Genetic Testing for Diagnosis and Prognosis
Cytogenetic chromosomal analysis or fluorescence in situ hybridization is now routine for all newly diagnosed leukemias (Chapters 194 and 195) because both good and bad prognostic cytogenetic markers have been identified. Cytogenetic analysis is equally important in the differential diagnosis of lymphomas, sarcomas, and other tumors and in the prognostic evaluation of neuroblastoma and metastatic breast cancer. In addition, cytogenetic analysis after chemotherapy or stem cell transplantation can assess residual tumor burden and engraftment. Prognostic markers include the EGFR gene in lung cancer (Chapter 201) and the IGHV mutation in chronic lymphocytic leukemia (Chapter 195). Molecular methods such as the polymerase chain reaction also provide increasing precision to detect chromosomal translocations and other abnormalities in treated patients to detect minimal residual disease.
GENETICS IN CANCER THERAPY
The greatest hope for therapy is that when a causal mutation or other genetic aberration for any cancer is discovered, it should be possible either to replace a defective gene with a normal one by genetic or cellular engineering or to develop drugs that block the action of an aberrant gene. In the latter area, the growth factor gene ERBB2 (HER2) is amplified and the HER2 protein encoded by it is overexpressed in a proportion of metastatic breast cancers with poor prognosis (Chapter 208). The drug trastuzumab, an antibody against HER2, specifically blocks the overexpressed protein in HER2-positive breast cancers and is a highly effective therapy. The normal ABL gene encodes a protein tyrosine kinase, the Abl tyrosine kinase, whereas the BCR-ABL fusion gene in chronic myelogenous leukemia (Chapter 195) encodes the aberrant Bcr-Abl tyrosine kinase.
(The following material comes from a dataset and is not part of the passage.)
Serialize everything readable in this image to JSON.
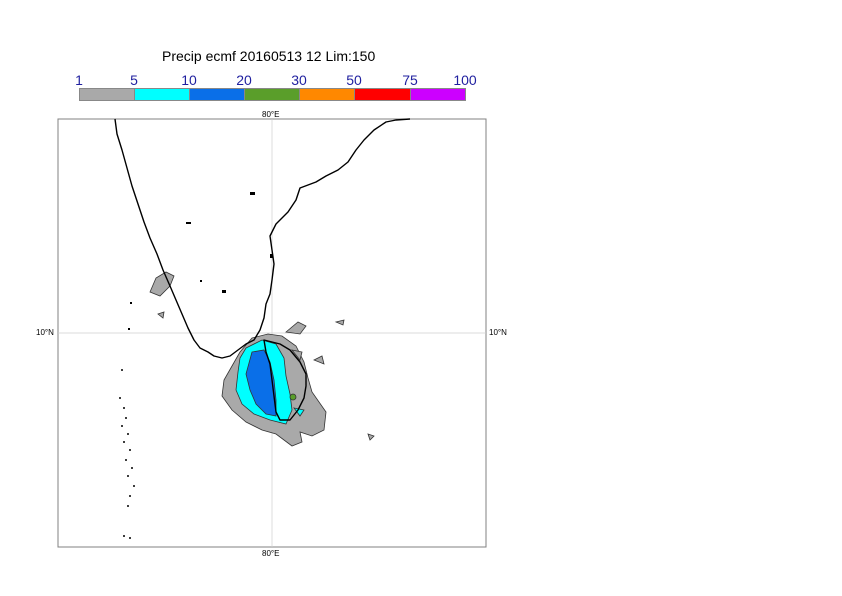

Inhibitors of Bcr-Abl tyrosine kinase, such as imatinib mesylate, are highly effective in this otherwise refractory leukemia as well as in gastrointestinal stromal tumors (Chapter 202). Another kinase inhibitor, sunitinib, was introduced as a potential drug for kidney cancer, with promising results. Given the current pace of research, more genetically based targeted therapeutic agents can be expected in the near future.